Carol D. Rodgers

ENERGY EXPENDITURE DURING SUBMAXIMAL WALKING WITH EXERSTRIDERS

This study was designed to determine whether Exerstriding, a modified form of walking using walking sticks (Exerstriders), resulted in an augmented cardiorespiratory response and a greater energy expenditure than when walking without Exerstriders. Female subjects (23.6 +/- 4.0 yr; 58.5 +/- 5.5 kg) completed two randomly assigned trials of treadmill walking (6.7 km.h-1; 0% grade; 30 min.) with (Exerstrider (E)) and without Exerstriders (Control (C)). Mean oxygen consumption (E = 20.5 +/- 1.2 ml.min-1.kg-1; C = 18.3 +/- 2.5 ml.min-1.kg-1), heart rate (E = 132.5 +/- 19.2 beats.min-1; C = 121.5 +/- 21.2 beats.min-1) and respiratory exchange ratio (E = .82 +/- .03; C = .78 +/- .04) were significantly greater (P < or = 0.05) while walking with Exerstriders.
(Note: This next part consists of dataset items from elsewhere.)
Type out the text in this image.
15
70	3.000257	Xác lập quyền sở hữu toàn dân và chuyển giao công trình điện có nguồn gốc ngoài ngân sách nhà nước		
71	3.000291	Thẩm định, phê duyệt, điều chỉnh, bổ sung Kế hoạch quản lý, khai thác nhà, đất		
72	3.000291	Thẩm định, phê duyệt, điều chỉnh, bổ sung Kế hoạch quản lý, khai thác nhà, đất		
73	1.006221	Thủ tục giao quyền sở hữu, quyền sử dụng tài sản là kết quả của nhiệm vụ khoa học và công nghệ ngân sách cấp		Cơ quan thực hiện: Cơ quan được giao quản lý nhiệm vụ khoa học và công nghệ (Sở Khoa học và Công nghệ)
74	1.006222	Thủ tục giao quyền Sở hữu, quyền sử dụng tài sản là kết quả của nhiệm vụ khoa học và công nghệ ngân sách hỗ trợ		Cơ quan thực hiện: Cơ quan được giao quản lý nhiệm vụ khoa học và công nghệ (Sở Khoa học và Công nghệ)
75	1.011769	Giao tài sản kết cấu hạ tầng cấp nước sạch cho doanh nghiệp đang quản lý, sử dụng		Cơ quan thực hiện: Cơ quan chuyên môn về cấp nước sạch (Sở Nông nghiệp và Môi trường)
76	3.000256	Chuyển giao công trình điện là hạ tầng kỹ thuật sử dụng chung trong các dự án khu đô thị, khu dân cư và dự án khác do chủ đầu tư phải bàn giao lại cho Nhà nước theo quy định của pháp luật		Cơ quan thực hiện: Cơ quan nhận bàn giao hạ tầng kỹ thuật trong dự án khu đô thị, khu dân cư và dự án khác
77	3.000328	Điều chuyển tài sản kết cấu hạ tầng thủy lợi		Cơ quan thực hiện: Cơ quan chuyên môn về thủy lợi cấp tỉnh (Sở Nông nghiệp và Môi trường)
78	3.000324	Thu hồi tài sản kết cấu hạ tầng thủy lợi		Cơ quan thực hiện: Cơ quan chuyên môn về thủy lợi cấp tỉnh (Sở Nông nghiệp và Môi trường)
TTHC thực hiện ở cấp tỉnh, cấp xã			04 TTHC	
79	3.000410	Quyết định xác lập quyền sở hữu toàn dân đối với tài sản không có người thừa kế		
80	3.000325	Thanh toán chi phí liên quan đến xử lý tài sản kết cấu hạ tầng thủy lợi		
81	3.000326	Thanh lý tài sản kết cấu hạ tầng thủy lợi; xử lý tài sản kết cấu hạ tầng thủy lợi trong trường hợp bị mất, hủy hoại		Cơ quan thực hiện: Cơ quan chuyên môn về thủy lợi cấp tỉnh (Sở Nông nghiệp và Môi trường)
Total caloric expenditure was also significantly greater during the Exerstrider condition (E = 173.7 +/- 20.9 kcal; C = 140.7 +/- 27.2 kcal.). In contrast, the rating of perceived exertion did not differ significantly between the two conditions. These data suggest that Exerstriding provides a means to increase caloric expenditure during submaximal walking, a factor that may be of critical importance in enhancing health benefits--such as improved body composition and aerobic capacity--typically associated with walking programs.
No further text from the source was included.